A. Make a pedigree of John's family using the information given below. The numbers indicate how many uninterrupted CAG repeats there are on each of the two number 4 chromosomes. Write the name of the person and the number of CAG repeats beside or underneath them . (Hint: Begin the pedigree with John and work backwards.)

*Joshua's parents: great-great grandmother Dovie (not tested) and great great- grandfather Jedediah (not tested)
*Osco's parents: great-grandmother Ophelia (not tested) and great grandfather Joshua (died of Huntington's, not tested)
*Maternal grandmother Maudie: 12, 32
*Maternal grandfather Osco: 18, 37
*Mother's brother Dink: 12, 53 (HD symptoms appeared at age 22)
*Mother's sister Emma: 18, 12
*Mother's sister Barbara: refused to have the test
*Mother, Lucretia: 48, 12
*Father, Randolph: 35, 14
*John (is under age 18, cannot be tested)

B. Answer the following questions using the Pedigree that you made and Background information on Huntington's

1. Using general probability, what are the chances of a parent with HD passing with HD passing the gene on to any one of his or her children?

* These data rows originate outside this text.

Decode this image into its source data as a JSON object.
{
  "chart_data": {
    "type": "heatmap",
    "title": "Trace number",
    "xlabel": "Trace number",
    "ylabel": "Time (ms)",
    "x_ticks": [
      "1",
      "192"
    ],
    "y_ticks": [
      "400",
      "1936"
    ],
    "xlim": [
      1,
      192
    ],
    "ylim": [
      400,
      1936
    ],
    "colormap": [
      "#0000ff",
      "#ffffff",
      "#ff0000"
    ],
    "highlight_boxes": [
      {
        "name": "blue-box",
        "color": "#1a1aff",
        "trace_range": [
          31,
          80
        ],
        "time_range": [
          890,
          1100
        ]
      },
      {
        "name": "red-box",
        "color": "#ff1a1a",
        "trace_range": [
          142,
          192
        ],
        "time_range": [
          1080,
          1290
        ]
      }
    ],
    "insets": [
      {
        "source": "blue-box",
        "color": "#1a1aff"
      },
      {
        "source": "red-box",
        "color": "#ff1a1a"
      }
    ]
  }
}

2. Write the number of CAG repeats for each of the following situations:
a. Normal Gene
b. Huntington's disease
c. Early onset HD
d. New mutations, unaffected, but children or grandchildren may be affected
e. Uncertain

3. Thinking of all the ways in which the number of repeats may be passed on to children, discuss the possibility that John may get an HD gene
a. from his mother
b. from his father

4. From which parent did Dink get the gene for HD? Explain how you can tell.

5. Do you expect John's mother to show symptoms of HD? Why or why not.

6. John's Aunt Barbara refused to have the test for HD.
a. Discuss some reasons that she may have had for coming to that decision.
b. When she applied for a job as an airline pilot, the company, knowing of the occurrence of HD in the family, insisted that she be tested. Does the company have the right to require the test? Explain why or why not.

7. When John reaches the age of 18, he may make the decision of whether or not to be tested for the HD gene.
a. Explain to John why he should have the test done.
b. Explain to John why he should not have the test done.